太平洋戦争中の「徴用」をめぐる問題で、韓国の最高裁判所は韓国人の元徴用工ら5人が、三菱重工業に損害賠償を求めている裁判の判決を今月29日に言い渡すと発表しました。新日鉄住金に対する先月の判決に続いて再び日本企業に賠償を命じる可能性が高く、日韓関係への影響は避けられない見通しです。
この裁判は、太平洋戦争中に広島の工場で働いていた韓国人の元徴用工ら5人が「強制連行されたうえに被爆し、そのまま放置された」として、三菱重工業を相手取って、2000年5月に起こしたものです。

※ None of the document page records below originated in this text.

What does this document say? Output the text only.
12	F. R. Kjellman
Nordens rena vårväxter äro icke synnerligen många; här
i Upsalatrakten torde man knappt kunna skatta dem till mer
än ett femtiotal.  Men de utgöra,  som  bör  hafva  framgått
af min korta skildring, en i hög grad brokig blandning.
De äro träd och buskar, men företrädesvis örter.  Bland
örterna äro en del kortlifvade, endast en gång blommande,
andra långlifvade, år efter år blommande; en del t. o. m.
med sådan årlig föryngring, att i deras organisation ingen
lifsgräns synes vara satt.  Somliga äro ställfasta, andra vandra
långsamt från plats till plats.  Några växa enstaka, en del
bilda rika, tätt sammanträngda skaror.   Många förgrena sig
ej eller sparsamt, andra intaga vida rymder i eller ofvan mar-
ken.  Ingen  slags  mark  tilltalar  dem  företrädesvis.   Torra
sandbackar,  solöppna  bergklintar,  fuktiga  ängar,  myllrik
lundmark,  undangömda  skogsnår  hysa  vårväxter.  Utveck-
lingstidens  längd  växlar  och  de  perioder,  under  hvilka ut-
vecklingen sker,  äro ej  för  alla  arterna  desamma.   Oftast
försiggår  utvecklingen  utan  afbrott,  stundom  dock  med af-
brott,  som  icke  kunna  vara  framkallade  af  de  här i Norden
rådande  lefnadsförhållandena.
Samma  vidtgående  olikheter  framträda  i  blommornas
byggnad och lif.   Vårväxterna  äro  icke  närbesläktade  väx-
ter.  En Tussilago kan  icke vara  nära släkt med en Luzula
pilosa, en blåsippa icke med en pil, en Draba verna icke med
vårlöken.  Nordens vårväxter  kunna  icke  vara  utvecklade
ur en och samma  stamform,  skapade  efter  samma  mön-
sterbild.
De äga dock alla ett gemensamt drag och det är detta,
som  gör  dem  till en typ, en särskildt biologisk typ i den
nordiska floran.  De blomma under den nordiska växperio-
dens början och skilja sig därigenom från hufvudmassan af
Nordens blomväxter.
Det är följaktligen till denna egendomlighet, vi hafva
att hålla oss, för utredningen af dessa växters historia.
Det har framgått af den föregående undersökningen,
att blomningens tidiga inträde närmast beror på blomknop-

韓国の高等裁判所は、2013年7月、現在のレートで1人当たり、日本円でおよそ800万円の損害賠償を支払うよう三菱重工に命じる判決を言い渡し、三菱重工側が上告していました。
この裁判について、韓国の最高裁判所は判決の言い渡しを今月29日に行うと発表しました。
韓国の最高裁は先月30日、太平洋戦争中に「徴用工として日本で強制的に働かされた」と主張する韓国人4人について、1人当たり日本円でおよそ1000万円の損害賠償を支払うよう新日鉄住金に命じる判決を言い渡したばかりで、再び日本企業に賠償を命じる可能性が高いとみられています。
さきの判決を受けて、日本政府は1965年の国交正常化に伴う請求権・経済協力協定で「完全かつ最終的に解決済みであり、国際法に違反している」と強く反発し、韓国政府に適切な措置を講じるよう求めています。
一方で韓国政府は「司法の判断を尊重する」としたうえで、対応策を取りまとめる姿勢を示していますが、日韓関係への影響は避けられない見通しです。